20

57 9 10
                                    

JANGAN LUPA VOTE DULU WEEEH
JANGAN MENJADI SILENT READER ☝️
.
.
.
"Perempuan. Tidak boleh ada menyakiti mereka" -Neithen

◖⁠⚆⁠ᴥ⁠⚆⁠◗

Sminggu setelah berada di ruang perawatan, Nara akhirnya bisa pulang. Tubuhnya sudah kembali normal, hanya bagian lengan yang masih sedikit kaku karena luka di punggungnya masih belum kering.

Selama itu pula ia tidak memasuki kampus. Juga tidak melihat Neithen tentunya. Bahkan untuk sekedar kunjungan pun tidak. Arthur sudah melarang siapa pun untuk mengunjungi anaknya. Hanya Mesya satu-satunya orang yang Arthur izinkan untuk menjenguknya. Gadis itu hampir setiap hari menjenguk, sepulang dari kampus.

Yang sama sekali belum menjenguknya adalah Nesta dan keluarga. Lelaki itu sudah seperti ayam ingin bertelur, tidak bisa duduk tenang. Setiap harinya selalu mencari cara untuk bisa menemui Nara, namun halangan selalu datang entah dari mana pun. Raden yang melarang, atau sampai di rumah sakit Arthur justru memintanya kembali pulang.

Sialan! Nestapa hampir frustasi. Perbuatannya kali ini benar-benar merugikan. Sekarang ia tahu bahwa Arthur memang sekeras itu, bahkan sekarang Nara dilarang ketat untuk bertemu dengannya. Apa yang harus dilakukannya sekarang?

Neithen juga dilarang untuk bertemu dengan Nara? Kenapa? Apa yang sudah dia ceritakan pada Arthur? Nesta berpikir.

Selama penyembuhan cederanya Neithen juga tidak memasuki kampus. Itu artinya mereka sama-sama tidak memiliki kesempatan untuk bertemu. Neithen bukan tidak ingin mengetahui kabar gadis itu, namun ia menepati janjinya pada Arthur untuk tidak mengganggu anaknya lagi. Mungkin tidak hanya masa perawatan Nara, tetapi juga ketika mereka kembali ke kampus.

Masih banyak kata yang belum terucap, ada rasa yang belum terungkap, namun waktu tidak memberikan kesempatan itu. Kemungkinan kecilnya belum.

Sore hari Nara dan keluarga tiba di rumah. Baru saja kembali, Arthur sudah gatal ingin mengeluarkan banyak pertanyaan. Masalah ini membuatnya tidak mengerti apa pun. Dua orang dengan dua cerita yang berbeda. Entah Neithen atau Nestapa, Arthur tidak tahu di mana kebenarannya.

Dalam anggapan Arthur, Neithen adalah penyebab, tapi bukan pelaku. Karena lelaki itu yang sudah membuat anak gadisnya jatuh hati. Tidak ada yang mustahil jika Nara nekat untuk menemuinya, dan terjadi keributan seperti yang Neithen ceritakan. Sementara Nestapa, dalam anggapan Arthur dia hanya seorang teman seperti yang Nara katakan.
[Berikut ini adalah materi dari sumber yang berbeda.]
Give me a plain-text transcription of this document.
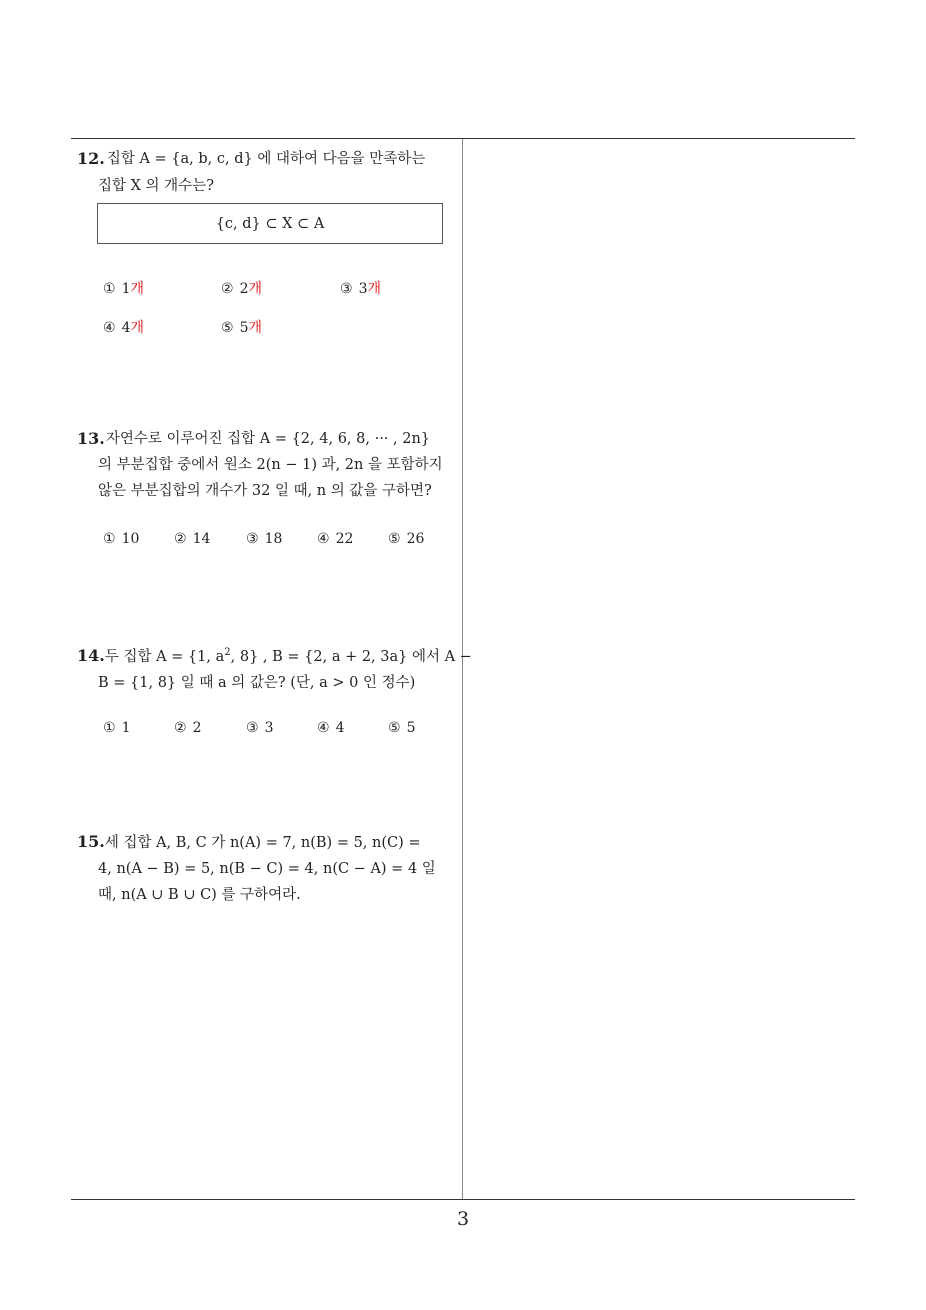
12. 집합 A = {a, b, c, d} 에 대하여 다음을 만족하는
집합 X 의 개수는?
{c, d} ⊂ X ⊂ A
① 1개	② 2개	③ 3개
④ 4개	⑤ 5개
13. 자연수로 이루어진 집합 A = {2, 4, 6, 8, ··· , 2n}
의 부분집합 중에서 원소 2(n − 1) 과, 2n 을 포함하지
않은 부분집합의 개수가 32 일 때, n 의 값을 구하면?
① 10 ② 14	③ 18 ④ 22 ⑤ 26
14.두 집합 A = {1, $a^2$, 8} , B = {2, a + 2, 3a} 에서 A −
B = {1, 8} 일 때 a 의 값은? (단, a > 0 인 정수)
① 1	② 2	③ 3	④ 4	⑤ 5
15.세 집합 A, B, C 가 n(A) = 7, n(B) = 5, n(C) =
4, n(A − B) = 5, n(B − C) = 4, n(C − A) = 4 일
때, n(A ∪ B ∪ C) 를 구하여라.
3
Lalu bagaimana dengan pesan yang dibacanya? Di sana tertera jelas nama Nesta dengan pesannya yang amat memaksa Nara untuk keluar. Arthur masih berpikir akan hal itu.

"Kasih," panggil Arthur, menghentikan langkah Nara yang hendak menaiki tangga dibantu sang mama.

Nara menoleh, begitupun dengan Rena.

"Boleh Papa bicara sama kamu?" Arthur bertanya, amat hati-hati menahan diri.

"Mas, biarkan Kasih istirahat dulu. Bicara jika dia sudah kembali pulih." Rena berkomentar. Arthur setuju, menganggukkan kepalanya.

Nara yang masih tampak lesu itu diantar Rena ke kamarnya. Di sana ia langsung beristirahat di atas tempat tidur, dan Rena kembali keluar kamar.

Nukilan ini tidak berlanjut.